User research is vital

It is no easy task to align every department in a media house around a common goal given how differently each of them functions. At WSJ this was handled with the help of user research.

“Any new thing requires some kind of product experience change, sometimes even major technology changes in the backend and some new form of content. We have done pretty much everything out of user research, and sharing that with people has really helped,” Story says. 

In 2019, the team did extensive surveys on what people were interested in around the elections. Among other things, a particularly interesting finding was that a number of people told them they like forming new habits.

On seeing such a result, one’s immediate instinct would be to look for ways to make people develop the habit of reading their publication.

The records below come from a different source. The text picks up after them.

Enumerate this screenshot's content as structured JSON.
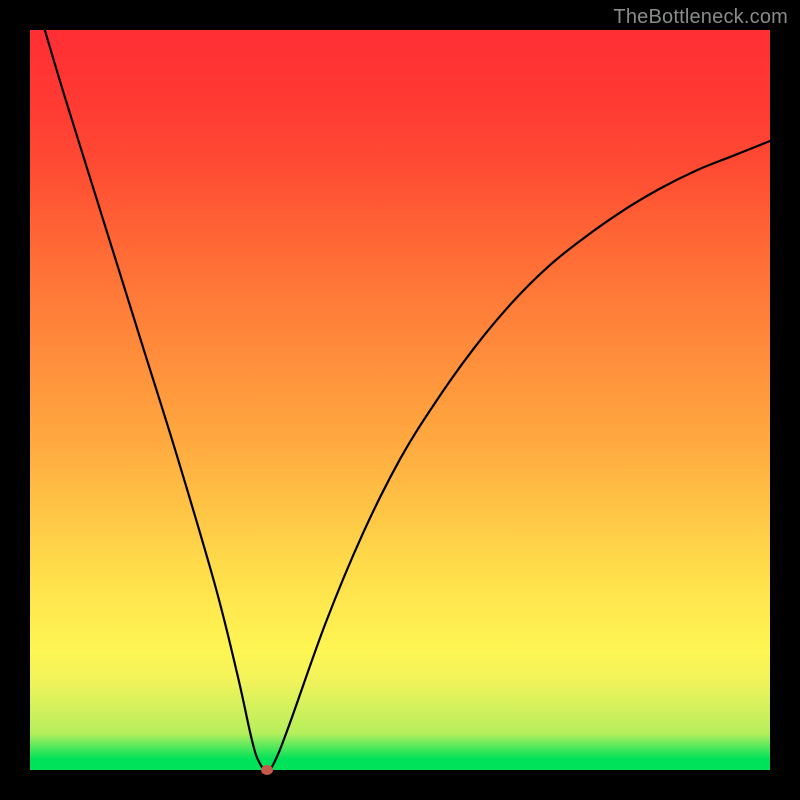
{
  "attribution": "TheBottleneck.com",
  "colors": {
    "curve": "#000000",
    "marker": "#c75a4d",
    "gradient_top": "#ff2e33",
    "gradient_bottom": "#00e25a",
    "frame": "#000000"
  },
  "chart_data": {
    "type": "line",
    "title": "",
    "xlabel": "",
    "ylabel": "",
    "xlim": [
      0,
      100
    ],
    "ylim": [
      0,
      100
    ],
    "grid": false,
    "legend": false,
    "series": [
      {
        "name": "bottleneck-curve",
        "x": [
          2,
          5,
          10,
          15,
          20,
          25,
          28,
          30,
          31,
          32,
          33,
          35,
          40,
          45,
          50,
          55,
          60,
          65,
          70,
          75,
          80,
          85,
          90,
          95,
          100
        ],
        "y": [
          100,
          90,
          74,
          58,
          42,
          25,
          13,
          4,
          1,
          0,
          1,
          6,
          20,
          32,
          42,
          50,
          57,
          63,
          68,
          72,
          75.5,
          78.5,
          81,
          83,
          85
        ]
      }
    ],
    "annotations": [
      {
        "type": "point",
        "name": "minimum-marker",
        "x": 32,
        "y": 0
      }
    ]
  }
}
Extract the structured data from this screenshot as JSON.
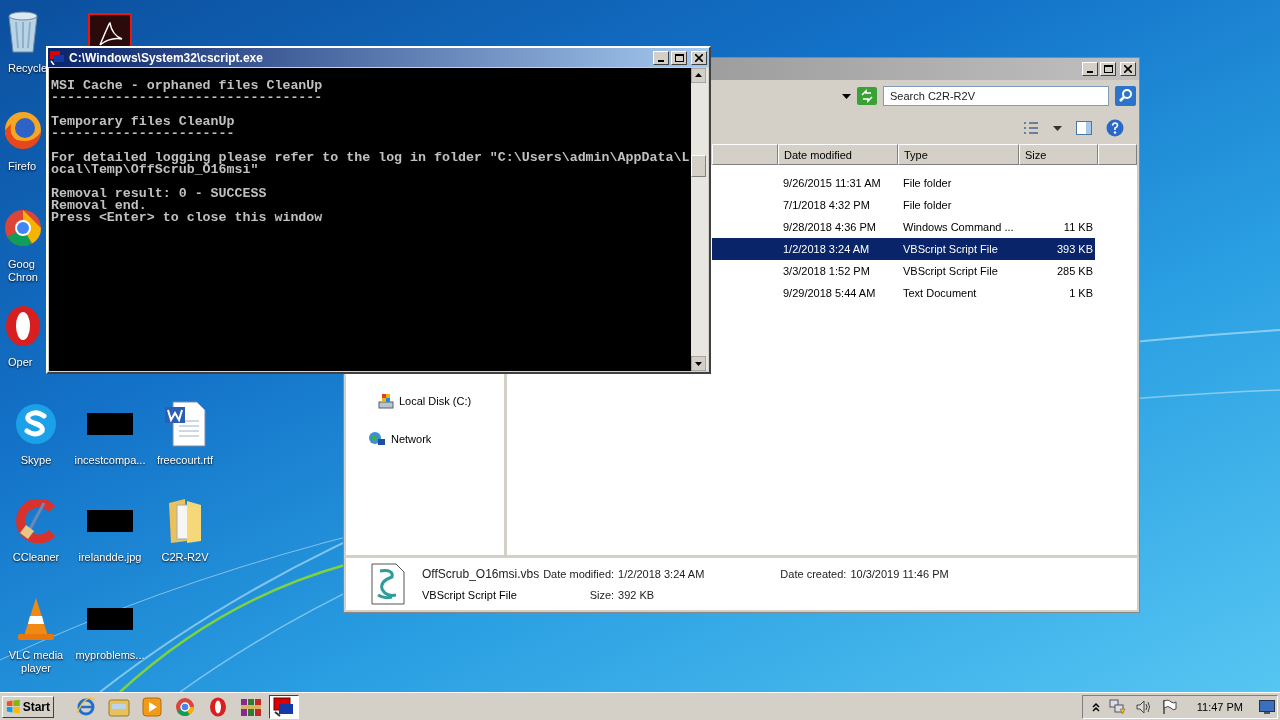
{
  "desktop_icons": [
    {
      "kind": "recycle-bin",
      "label": "Recycle"
    },
    {
      "kind": "firefox",
      "label": "Firefo"
    },
    {
      "kind": "chrome",
      "label": "Goog Chron"
    },
    {
      "kind": "opera",
      "label": "Oper"
    },
    {
      "kind": "skype",
      "label": "Skype"
    },
    {
      "kind": "ccleaner",
      "label": "CCleaner"
    },
    {
      "kind": "vlc",
      "label": "VLC media player"
    },
    {
      "kind": "acrobat"
    },
    {
      "kind": "redacted",
      "label": "incestcompa..."
    },
    {
      "kind": "redacted",
      "label": "irelandde.jpg"
    },
    {
      "kind": "redacted",
      "label": "myproblems..."
    },
    {
      "kind": "word",
      "label": "freecourt.rtf"
    },
    {
      "kind": "folder",
      "label": "C2R-R2V"
    }
  ],
  "explorer": {
    "search": {
      "placeholder": "Search C2R-R2V"
    },
    "columns": [
      "Date modified",
      "Type",
      "Size"
    ],
    "rows": [
      {
        "date": "9/26/2015 11:31 AM",
        "type": "File folder",
        "selected": false
      },
      {
        "date": "7/1/2018 4:32 PM",
        "type": "File folder",
        "selected": false
      },
      {
        "date": "9/28/2018 4:36 PM",
        "type": "Windows Command ...",
        "size": "11 KB",
        "selected": false
      },
      {
        "date": "1/2/2018 3:24 AM",
        "type": "VBScript Script File",
        "size": "393 KB",
        "selected": true
      },
      {
        "date": "3/3/2018 1:52 PM",
        "type": "VBScript Script File",
        "size": "285 KB",
        "selected": false
      },
      {
        "date": "9/29/2018 5:44 AM",
        "type": "Text Document",
        "size": "1 KB",
        "selected": false
      }
    ],
    "nav_items": [
      {
        "kind": "drive",
        "label": "Local Disk (C:)"
      },
      {
        "kind": "network",
        "label": "Network"
      }
    ],
    "details": {
      "name": "OffScrub_O16msi.vbs",
      "type": "VBScript Script File",
      "modified_label": "Date modified:",
      "modified": "1/2/2018 3:24 AM",
      "size_label": "Size:",
      "size": "392 KB",
      "created_label": "Date created:",
      "created": "10/3/2019 11:46 PM"
    }
  },
  "console": {
    "title": "C:\\Windows\\System32\\cscript.exe",
    "blocks": [
      [
        "MSI Cache - orphaned files CleanUp",
        "----------------------------------"
      ],
      [
        "Temporary files CleanUp",
        "-----------------------"
      ],
      [
        "For detailed logging please refer to the log in folder \"C:\\Users\\admin\\AppData\\L",
        "ocal\\Temp\\OffScrub_O16msi\""
      ],
      [
        "Removal result: 0 - SUCCESS",
        "Removal end.",
        "Press <Enter> to close this window"
      ]
    ]
  },
  "taskbar": {
    "start": "Start",
    "buttons": [
      {
        "kind": "ie",
        "active": false
      },
      {
        "kind": "explorer",
        "active": false
      },
      {
        "kind": "media",
        "active": false
      },
      {
        "kind": "chrome",
        "active": false
      },
      {
        "kind": "opera",
        "active": false
      },
      {
        "kind": "winrar",
        "active": false
      },
      {
        "kind": "cscript",
        "active": true
      }
    ],
    "tray": [
      {
        "kind": "chevron"
      },
      {
        "kind": "network"
      },
      {
        "kind": "volume"
      },
      {
        "kind": "flag"
      }
    ],
    "clock": "11:47 PM"
  }
}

But at The Wall Street Journal, the team gave it further thought. After all, the people didn’t say they want to make a habit of WSJ. So they did further research on what kind of habits people liked to make and found it was around fitness, money and so on.

“Then we said if we help them with the things they want to make habits on, the spin-out effect will be that they will make a habit of us,” Story says.

Putting user needs first

One of the strategies that have helped the team significantly to bring in audiences, as well as to convert them, is to produce content that guides people around things like personal finance and careers, Story says.

The special subscription pack for college and university students is another product that has done well. The key is to understand the user’s needs and to let them guide every action of yours.

“This kind of thinking applies everywhere. The product and tech you are building, the stories you write, the stories you market more, advertising,” she says.

One of the things The Wall Street Journal has been focusing on is helping people make decisions. 

“You’re going to design and build things differently if you are thinking ‘We want to help people make a decision’ instead of ‘we want to just update them,’” Story notes. 

A successful feature that WSJ rolled out this year is “Read to me,” which is essentially reading the stories back to the user. It was initially built on a very small scale. But seeing the reception it received, the team was convinced they should commit more resources to it and it turned out to be a hugely engaging feature, says Story.

“We knew very clearly what percentage of length they were sticking with it, how long they listened to it, what percent of completion was there,” she adds. “We also look at things like when people do things, what does it do to their cohort. Do they come back more often compared to other people who didn’t take that action?”

Story, who started off her career as a journalist, draws some parallels between journalism and product building.

“In both, you need to listen. User research in product thinking is like reporting in journalism. You need to look at the data, you need to have an open mind and not let what is it that you want to build drive it. Go out and listen. Be an empirical thinker,” she says.